Ukraine put its forces on combat readiness over the weekend after Russian President Vladimir Putin got parliamentary approval to send troops into its southern neighbor. U.S. President Barack Obama warned Russia not to intervene and Secretary of State John Kerry travels to Ukraine today to offer support as Russian troops occupy the Black Sea region of Crimea.
Bullion is the fourth-biggest gainer in 2014, after coffee, lean hogs and corn, on the Standard & Poor’s GSCI Index of 24 commodities as unrest in Ukraine and signs of slower economic growth boosted demand for a store of value. Gold rebounded from a 28 percent drop in 2013 as U.S. economic data from factory output to retail sales missed estimates just as the Federal Reserve started to scale back asset purchases.
“It’s a bit of a safe-haven story,” Ole Hansen, a Copenhagen-based commodity strategist at Saxo Bank A/S, said today by phone. “The market is pricing in some uncertainty and we need to see an escalation for that to be a driver to take gold higher. If we are seeing a slowdown in economic activity that obviously also lends support to gold.”
Bullion for immediate delivery rose as much as 1.8 percent to $1,350.37 an ounce, the highest since Oct. 30, and was at $1,345.92 by 9:31 a.m. in London. It’s up 12 percent this year. Gold for April delivery climbed 1.9 percent to $1,346.30 on the Comex in New York, where futures trading volume was 84 percent above the average for the past 100 days for this time of day, data compiled by Bloomberg showed.
Crimea, which belonged to Russia until Nikita Khrushchev gave it to Ukraine in 1954, is home to Russia’s largest overseas naval base. Tension escalated as Russian-backed Viktor Yanukovych was deposed as president by Ukrainian lawmakers on Feb. 22 after clashes with protesters left at least 82 dead.
“In times of military conflict, you tend to get an initial knee-jerk reaction, which is what this seems like,” Joel Crane, an analyst at Morgan Stanley, said by phone from Melbourne.
Hedge funds and other money managers boosted their net-long position, or bullish bets, on gold by 25 percent to 113,911 contracts in the week to Feb. 25, the highest since December 2012, U.S. Commodity Futures Trading Commission data show.
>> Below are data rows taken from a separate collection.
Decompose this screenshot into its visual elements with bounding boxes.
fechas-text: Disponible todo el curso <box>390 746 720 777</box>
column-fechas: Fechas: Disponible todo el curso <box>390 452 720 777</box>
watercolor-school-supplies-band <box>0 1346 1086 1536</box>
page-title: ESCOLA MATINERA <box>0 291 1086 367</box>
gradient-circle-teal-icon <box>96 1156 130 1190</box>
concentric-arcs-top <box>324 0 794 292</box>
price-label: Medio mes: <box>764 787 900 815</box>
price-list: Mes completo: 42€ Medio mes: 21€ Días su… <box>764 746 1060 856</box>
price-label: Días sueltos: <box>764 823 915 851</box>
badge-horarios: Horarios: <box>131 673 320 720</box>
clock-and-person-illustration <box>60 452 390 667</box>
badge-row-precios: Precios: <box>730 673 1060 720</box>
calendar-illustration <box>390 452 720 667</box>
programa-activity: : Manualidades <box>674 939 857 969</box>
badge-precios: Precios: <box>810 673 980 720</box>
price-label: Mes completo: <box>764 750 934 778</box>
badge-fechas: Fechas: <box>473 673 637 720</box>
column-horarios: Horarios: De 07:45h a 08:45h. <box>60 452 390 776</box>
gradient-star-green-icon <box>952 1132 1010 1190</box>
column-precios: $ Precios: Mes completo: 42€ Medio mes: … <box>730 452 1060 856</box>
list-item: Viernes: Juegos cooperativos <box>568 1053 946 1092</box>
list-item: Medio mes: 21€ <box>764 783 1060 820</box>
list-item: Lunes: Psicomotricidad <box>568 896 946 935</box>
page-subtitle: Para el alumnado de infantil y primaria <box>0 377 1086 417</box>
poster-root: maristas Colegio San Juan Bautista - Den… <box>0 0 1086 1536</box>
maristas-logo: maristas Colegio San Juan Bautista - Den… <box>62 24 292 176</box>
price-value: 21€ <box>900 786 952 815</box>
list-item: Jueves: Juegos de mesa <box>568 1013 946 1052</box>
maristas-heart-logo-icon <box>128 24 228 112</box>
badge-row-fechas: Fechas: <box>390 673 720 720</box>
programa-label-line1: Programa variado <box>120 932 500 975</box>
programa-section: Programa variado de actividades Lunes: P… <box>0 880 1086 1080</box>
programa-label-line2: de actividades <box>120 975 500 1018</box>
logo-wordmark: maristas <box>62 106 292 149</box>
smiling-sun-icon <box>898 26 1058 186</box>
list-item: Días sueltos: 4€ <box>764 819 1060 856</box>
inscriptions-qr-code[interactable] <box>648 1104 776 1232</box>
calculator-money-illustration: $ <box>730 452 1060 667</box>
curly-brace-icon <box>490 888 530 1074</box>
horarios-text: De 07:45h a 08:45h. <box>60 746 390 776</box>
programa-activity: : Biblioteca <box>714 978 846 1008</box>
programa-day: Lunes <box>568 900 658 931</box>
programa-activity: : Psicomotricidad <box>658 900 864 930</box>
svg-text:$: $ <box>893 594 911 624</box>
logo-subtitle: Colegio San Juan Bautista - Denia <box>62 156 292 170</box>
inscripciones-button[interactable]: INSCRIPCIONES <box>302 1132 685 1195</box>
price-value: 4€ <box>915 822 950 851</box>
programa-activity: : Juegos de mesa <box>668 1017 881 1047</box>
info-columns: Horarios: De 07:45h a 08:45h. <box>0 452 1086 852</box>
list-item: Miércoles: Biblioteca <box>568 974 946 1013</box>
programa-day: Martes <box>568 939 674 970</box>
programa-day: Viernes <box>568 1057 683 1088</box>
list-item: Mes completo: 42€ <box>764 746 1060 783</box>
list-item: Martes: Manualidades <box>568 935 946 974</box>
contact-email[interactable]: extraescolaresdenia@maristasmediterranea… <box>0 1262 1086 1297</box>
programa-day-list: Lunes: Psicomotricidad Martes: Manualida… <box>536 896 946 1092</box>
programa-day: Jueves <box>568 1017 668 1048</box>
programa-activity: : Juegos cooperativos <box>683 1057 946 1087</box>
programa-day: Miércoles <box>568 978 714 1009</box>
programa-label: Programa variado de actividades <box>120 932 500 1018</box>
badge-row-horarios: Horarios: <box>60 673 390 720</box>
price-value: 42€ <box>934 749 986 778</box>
Holdings in gold-backed exchange-traded products expanded 6.9 metric tons to 1,746 tons in February, the first monthly increase since December 2012, data compiled by Bloomberg show.
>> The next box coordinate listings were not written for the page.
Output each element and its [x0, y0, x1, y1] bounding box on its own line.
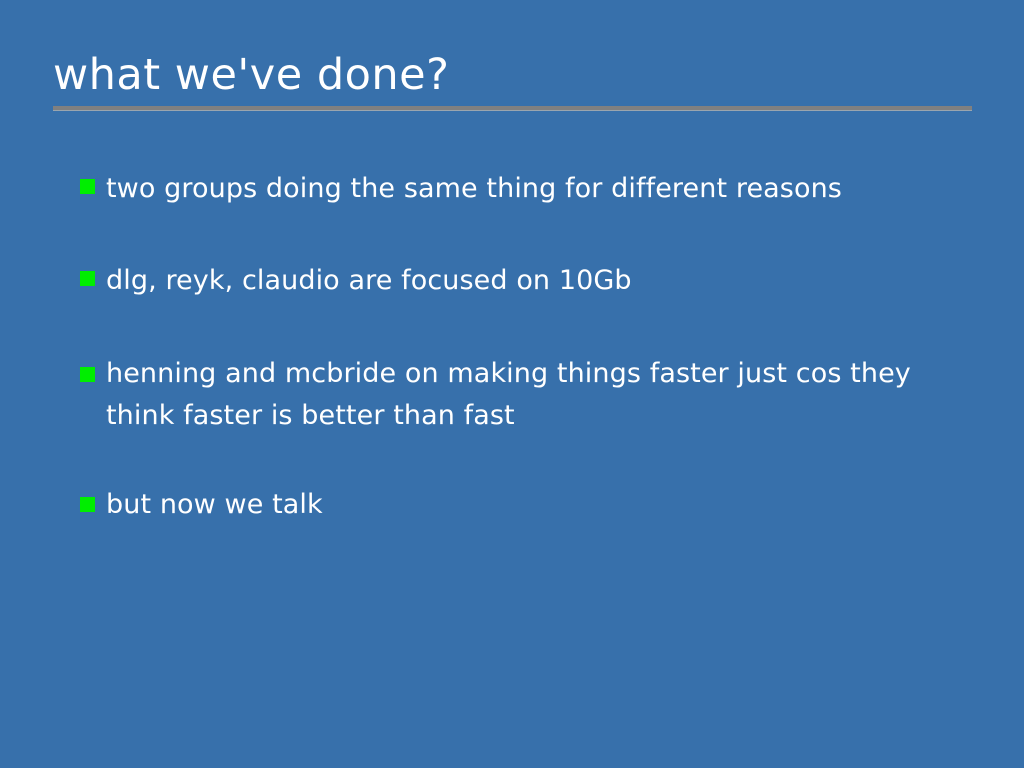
square-bullet-icon	[80, 497, 95, 512]
list-item-text: but now we talk	[106, 483, 980, 527]
title-underline-rule	[53, 106, 972, 111]
list-item: henning and mcbride on making things fas…	[80, 353, 980, 437]
list-item: dlg, reyk, claudio are focused on 10Gb	[80, 257, 980, 305]
square-bullet-icon	[80, 271, 95, 286]
page-title: what we've done?	[53, 48, 973, 102]
list-item-text: dlg, reyk, claudio are focused on 10Gb	[106, 257, 980, 305]
list-item-text: henning and mcbride on making things fas…	[106, 353, 966, 437]
list-item-text: two groups doing the same thing for diff…	[106, 165, 846, 213]
slide-title-block: what we've done?	[53, 48, 973, 102]
square-bullet-icon	[80, 179, 95, 194]
bullet-list: two groups doing the same thing for diff…	[80, 165, 980, 527]
list-item: two groups doing the same thing for diff…	[80, 165, 980, 213]
square-bullet-icon	[80, 367, 95, 382]
list-item: but now we talk	[80, 483, 980, 527]
presentation-slide: what we've done? two groups doing the sa…	[0, 0, 1024, 768]
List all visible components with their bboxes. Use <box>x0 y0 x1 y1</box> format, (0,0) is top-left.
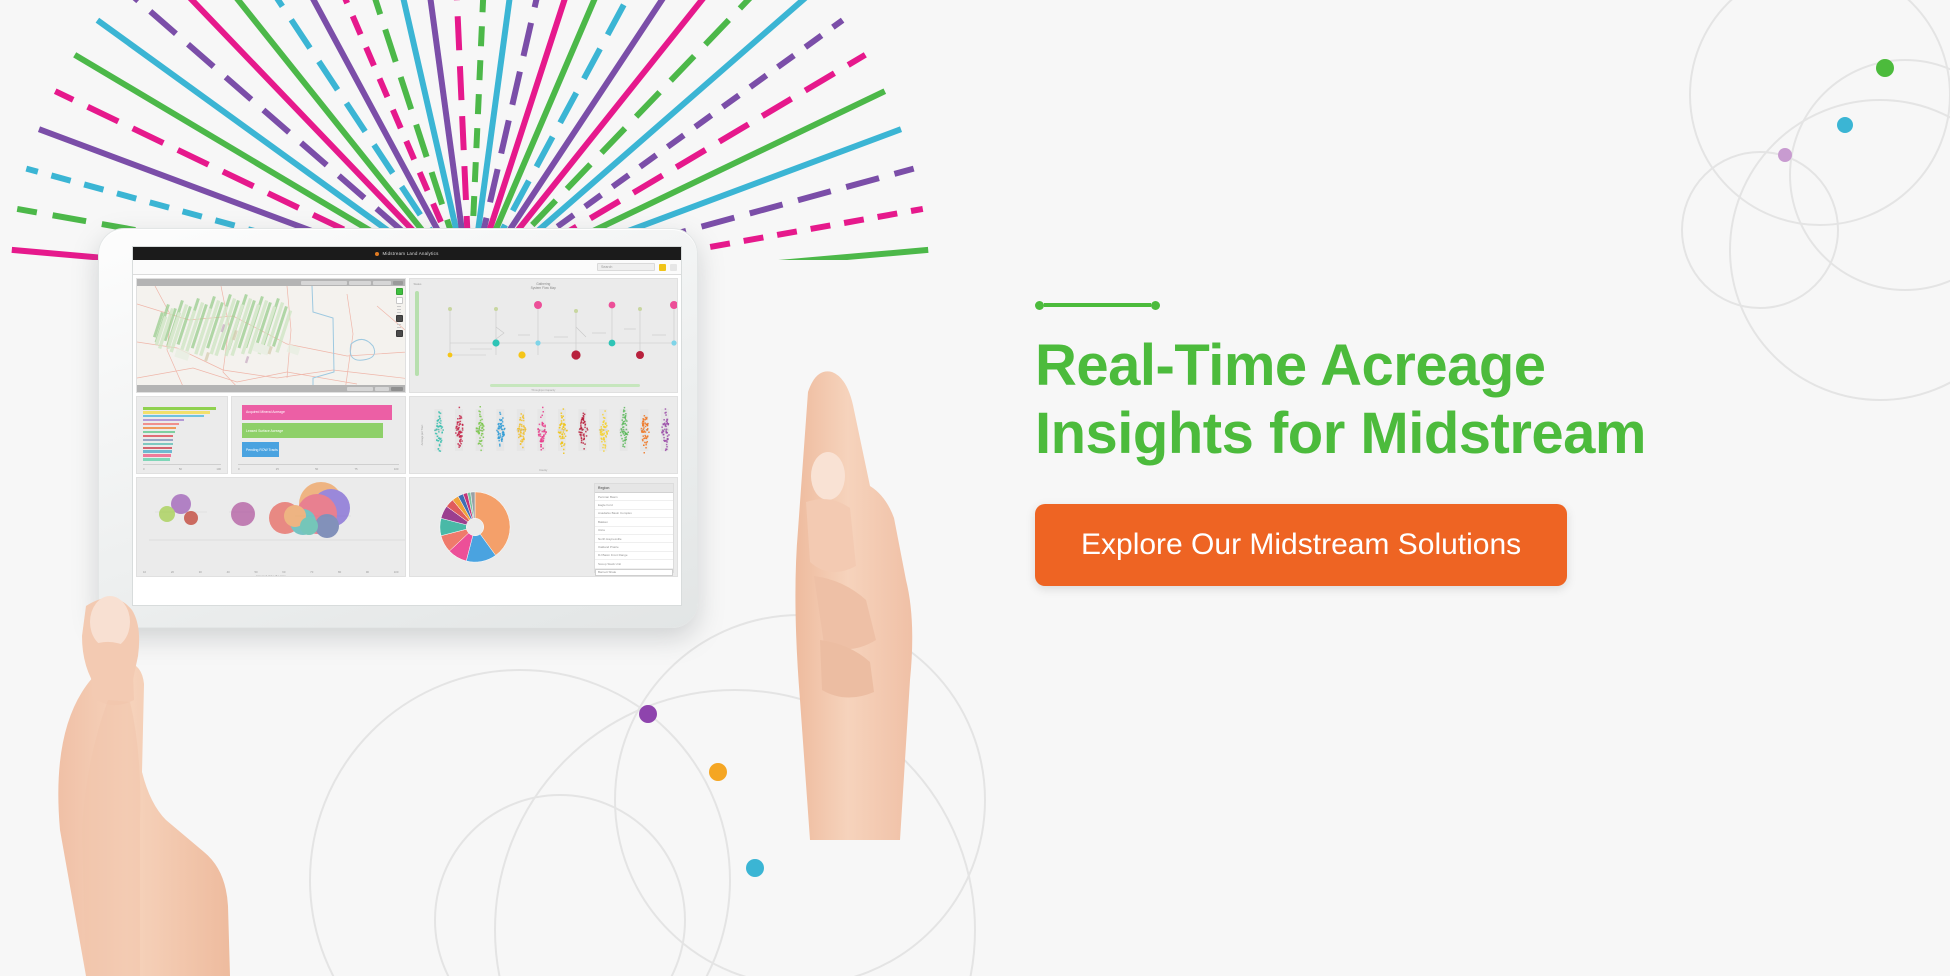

Bullion slumped the most since 1981 last year as U.S. policy makers prepared to slow stimulus. Fed ChairJanet Yellen said last week the central bank is “open to reconsidering” the pace of scaling back asset purchases should the economy weaken. The Fed, which next meets March 18-19, announced a reduction to bond buying at each of its past two meetings, leaving purchases at $65 billion.
“Gold has been in an upwards trend since the start of the year and today was pushed higher by risk aversion,” Bjarne Schieldrop, the chief commodity analyst in Oslo at SEB AB, said today by e-mail. “U.S. quantitative easing does push $65 billion into the market with a need for a home.”
Silver for immediate delivery rose 1.4 percent to $21.5217 an ounce. Palladium added 0.6 percent to $746.90 an ounce, reaching $748.47, the highest since Jan. 24. Platinum climbed 0.7 percent to $1,455.88 an ounce. It touched $1,457.38, the highest since Jan. 24.
The Association of Mineworkers and Construction Union, with more than 70,000 members, began a strike on Jan. 23 in South Africa at Anglo American Platinum Plc, Impala Platinum Holdings Plc and Lonmin, the world’s largest platinum producers.